Did Mairiacs and Fols live in caves?
1. The Saracens

The memory or name of invading or persecuted peoples is associated with certain caverns; however, the legends they imply have not always been recorded.
The inhabitants of Allevard (Isère) say that the Saracens long inhabited feared caves. In Mantilly, a cavern is called the House of the Saracens; in former times, people did not dare pass nearby because a black bull was said to hide in its depths. Cavities in the rocks are quite often referred to in Hainaut as Saracen Holes. Popular tradition recounts that the Saracens were iron smelters traveling from place to place. They possessed portable furnaces, and country people point to the slag these nomads supposedly left behind, known as “creyas de Sarrasins.” It is quite likely that these were, as with the Fols, actually Romani metalworkers; in several regions of France, they are still referred to by the name Saracens, in various dialectal forms.

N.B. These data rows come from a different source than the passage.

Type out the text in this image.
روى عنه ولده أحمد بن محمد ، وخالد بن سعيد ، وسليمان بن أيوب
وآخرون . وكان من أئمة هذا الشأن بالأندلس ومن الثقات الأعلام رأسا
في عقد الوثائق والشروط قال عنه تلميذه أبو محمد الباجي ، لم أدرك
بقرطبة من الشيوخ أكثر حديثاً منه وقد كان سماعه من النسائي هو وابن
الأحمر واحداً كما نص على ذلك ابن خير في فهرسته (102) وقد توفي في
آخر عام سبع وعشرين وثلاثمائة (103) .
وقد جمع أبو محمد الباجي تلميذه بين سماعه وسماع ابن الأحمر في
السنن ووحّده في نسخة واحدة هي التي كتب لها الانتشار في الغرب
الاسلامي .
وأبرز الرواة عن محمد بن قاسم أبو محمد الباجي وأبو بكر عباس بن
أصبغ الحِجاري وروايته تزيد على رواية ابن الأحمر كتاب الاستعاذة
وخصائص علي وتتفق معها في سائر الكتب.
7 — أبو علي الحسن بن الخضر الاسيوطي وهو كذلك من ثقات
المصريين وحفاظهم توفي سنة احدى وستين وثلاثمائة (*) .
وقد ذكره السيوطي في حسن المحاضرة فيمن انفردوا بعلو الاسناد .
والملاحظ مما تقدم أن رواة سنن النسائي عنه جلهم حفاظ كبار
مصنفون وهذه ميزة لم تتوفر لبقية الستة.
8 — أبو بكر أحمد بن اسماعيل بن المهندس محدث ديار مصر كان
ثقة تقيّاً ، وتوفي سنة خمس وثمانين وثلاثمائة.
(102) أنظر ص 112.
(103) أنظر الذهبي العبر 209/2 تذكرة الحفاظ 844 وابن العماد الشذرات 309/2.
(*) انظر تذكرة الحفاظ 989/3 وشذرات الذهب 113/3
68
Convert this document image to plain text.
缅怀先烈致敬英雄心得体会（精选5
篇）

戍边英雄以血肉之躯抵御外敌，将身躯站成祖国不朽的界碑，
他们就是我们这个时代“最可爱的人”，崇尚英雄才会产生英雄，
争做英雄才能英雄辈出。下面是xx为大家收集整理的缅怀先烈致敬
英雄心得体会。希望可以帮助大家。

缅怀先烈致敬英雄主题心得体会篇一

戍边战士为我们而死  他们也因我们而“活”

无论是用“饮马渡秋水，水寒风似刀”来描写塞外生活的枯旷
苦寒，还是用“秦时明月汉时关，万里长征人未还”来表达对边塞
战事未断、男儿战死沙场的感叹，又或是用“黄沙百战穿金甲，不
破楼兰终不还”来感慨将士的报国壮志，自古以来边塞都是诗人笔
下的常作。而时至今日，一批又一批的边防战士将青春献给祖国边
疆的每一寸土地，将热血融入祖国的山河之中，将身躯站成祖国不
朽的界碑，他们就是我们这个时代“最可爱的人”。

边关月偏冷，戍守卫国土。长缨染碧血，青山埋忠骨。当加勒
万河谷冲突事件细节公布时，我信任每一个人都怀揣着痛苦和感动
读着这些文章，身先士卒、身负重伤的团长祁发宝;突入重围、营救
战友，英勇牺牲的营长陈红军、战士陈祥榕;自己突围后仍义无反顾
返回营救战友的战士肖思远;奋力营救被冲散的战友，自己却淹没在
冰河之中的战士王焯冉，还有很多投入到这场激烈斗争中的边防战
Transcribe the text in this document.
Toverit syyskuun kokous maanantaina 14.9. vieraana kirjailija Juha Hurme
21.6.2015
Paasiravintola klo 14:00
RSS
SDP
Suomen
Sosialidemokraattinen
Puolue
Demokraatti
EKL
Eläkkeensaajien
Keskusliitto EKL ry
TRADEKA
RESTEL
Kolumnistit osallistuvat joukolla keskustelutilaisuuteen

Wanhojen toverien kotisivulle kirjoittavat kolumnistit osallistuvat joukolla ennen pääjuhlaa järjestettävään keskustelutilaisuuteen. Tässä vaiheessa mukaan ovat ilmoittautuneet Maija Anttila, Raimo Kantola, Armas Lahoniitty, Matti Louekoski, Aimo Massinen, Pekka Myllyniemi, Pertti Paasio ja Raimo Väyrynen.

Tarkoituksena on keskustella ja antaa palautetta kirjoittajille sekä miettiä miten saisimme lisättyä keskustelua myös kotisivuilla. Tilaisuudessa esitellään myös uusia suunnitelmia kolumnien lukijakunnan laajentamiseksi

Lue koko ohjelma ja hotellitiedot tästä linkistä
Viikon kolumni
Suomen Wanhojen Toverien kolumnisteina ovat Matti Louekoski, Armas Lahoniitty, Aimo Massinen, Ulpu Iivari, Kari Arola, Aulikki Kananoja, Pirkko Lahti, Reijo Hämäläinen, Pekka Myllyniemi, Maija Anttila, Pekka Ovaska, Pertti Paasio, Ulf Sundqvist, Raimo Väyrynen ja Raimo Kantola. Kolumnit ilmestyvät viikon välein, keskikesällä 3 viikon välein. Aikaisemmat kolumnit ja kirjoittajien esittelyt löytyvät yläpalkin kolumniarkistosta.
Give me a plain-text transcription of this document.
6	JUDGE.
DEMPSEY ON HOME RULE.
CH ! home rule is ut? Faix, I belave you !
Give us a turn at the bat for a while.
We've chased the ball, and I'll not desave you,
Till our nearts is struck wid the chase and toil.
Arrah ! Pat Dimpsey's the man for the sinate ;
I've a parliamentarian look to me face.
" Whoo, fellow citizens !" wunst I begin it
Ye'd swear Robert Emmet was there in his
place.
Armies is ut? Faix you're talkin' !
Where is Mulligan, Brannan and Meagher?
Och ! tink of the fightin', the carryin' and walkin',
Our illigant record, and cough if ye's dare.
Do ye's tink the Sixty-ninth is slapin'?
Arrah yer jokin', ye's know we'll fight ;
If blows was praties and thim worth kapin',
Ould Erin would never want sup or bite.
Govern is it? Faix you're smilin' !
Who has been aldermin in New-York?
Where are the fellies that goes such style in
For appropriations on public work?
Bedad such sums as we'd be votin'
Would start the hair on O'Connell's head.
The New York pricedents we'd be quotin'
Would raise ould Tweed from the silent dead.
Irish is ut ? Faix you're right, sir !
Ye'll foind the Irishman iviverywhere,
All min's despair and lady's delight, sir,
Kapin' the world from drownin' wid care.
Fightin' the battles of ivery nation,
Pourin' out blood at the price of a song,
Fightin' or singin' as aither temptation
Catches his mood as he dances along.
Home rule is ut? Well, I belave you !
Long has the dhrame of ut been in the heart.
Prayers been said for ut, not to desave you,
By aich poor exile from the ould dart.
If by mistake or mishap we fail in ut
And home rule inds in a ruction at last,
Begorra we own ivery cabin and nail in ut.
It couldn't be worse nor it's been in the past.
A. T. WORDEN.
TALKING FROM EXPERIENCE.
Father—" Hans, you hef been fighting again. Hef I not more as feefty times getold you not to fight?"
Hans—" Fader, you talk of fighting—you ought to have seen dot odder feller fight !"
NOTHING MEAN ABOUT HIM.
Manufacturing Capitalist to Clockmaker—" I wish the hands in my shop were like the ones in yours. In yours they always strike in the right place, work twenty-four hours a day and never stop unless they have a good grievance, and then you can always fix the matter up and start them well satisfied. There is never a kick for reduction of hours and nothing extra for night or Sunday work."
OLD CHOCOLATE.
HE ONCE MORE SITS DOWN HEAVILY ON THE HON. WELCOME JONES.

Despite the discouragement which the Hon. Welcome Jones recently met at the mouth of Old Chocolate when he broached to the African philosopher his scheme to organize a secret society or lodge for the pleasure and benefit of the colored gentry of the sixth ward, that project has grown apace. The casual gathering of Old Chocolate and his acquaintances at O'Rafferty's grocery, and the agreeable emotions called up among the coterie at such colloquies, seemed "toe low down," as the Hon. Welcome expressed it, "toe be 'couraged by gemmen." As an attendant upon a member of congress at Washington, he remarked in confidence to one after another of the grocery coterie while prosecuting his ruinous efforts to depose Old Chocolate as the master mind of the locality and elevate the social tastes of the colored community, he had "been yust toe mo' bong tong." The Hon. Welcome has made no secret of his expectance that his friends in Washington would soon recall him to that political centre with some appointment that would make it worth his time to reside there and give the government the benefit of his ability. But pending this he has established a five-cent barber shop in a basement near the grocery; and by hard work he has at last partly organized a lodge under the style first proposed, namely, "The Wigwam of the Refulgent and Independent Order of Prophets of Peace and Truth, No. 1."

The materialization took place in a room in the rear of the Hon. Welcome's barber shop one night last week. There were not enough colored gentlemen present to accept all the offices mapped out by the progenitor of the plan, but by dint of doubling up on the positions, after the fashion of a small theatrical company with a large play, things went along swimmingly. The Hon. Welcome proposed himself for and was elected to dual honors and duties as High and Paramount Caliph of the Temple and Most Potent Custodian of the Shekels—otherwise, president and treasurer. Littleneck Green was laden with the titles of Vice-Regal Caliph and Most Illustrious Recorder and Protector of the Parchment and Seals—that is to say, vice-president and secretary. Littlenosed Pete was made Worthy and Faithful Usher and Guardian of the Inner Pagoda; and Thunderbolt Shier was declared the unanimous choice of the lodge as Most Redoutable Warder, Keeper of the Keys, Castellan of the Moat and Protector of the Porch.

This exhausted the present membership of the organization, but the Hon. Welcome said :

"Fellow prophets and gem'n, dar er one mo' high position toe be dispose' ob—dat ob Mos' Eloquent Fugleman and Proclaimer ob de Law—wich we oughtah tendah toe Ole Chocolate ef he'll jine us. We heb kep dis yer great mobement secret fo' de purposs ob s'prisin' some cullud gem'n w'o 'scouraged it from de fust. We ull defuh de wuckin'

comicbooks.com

In Annecy, there is a Saracens’ Cave whose name comes from local legends claiming that it served as a refuge for the Saracens, a term used during the Middle Ages by European Christians to designate Muslims. According to these accounts, during the Arab invasions of the 8th century, the invaders supposedly used the cave as a hiding place. It is quite likely that here again, as in the following story, the term actually referred to Romani metalworkers; in several regions of France, such wandering smiths were still designated by the name Saracens, often in dialectal forms.
2. The Fols

People who had nothing in common with the respectable Christians of the surrounding area lived, long ago, in the cave of the Mad Stone of Besson. The men did not work, while the women went begging through the countryside, and people gave them alms out of fear of their spells. The Fols, as they were called, did not resemble the local inhabitants; they had swarthy complexions and straight black hair. The women were said to have such long breasts that they threw them over their shoulders to move more easily. The last Fols are said to have disappeared toward the end of the 18th century. It is likely that some tribe of Gypsies had settled in this isolated place; several of the physical characteristics attributed to the Fols closely resemble those associated with certain groups of Roma or Romani people.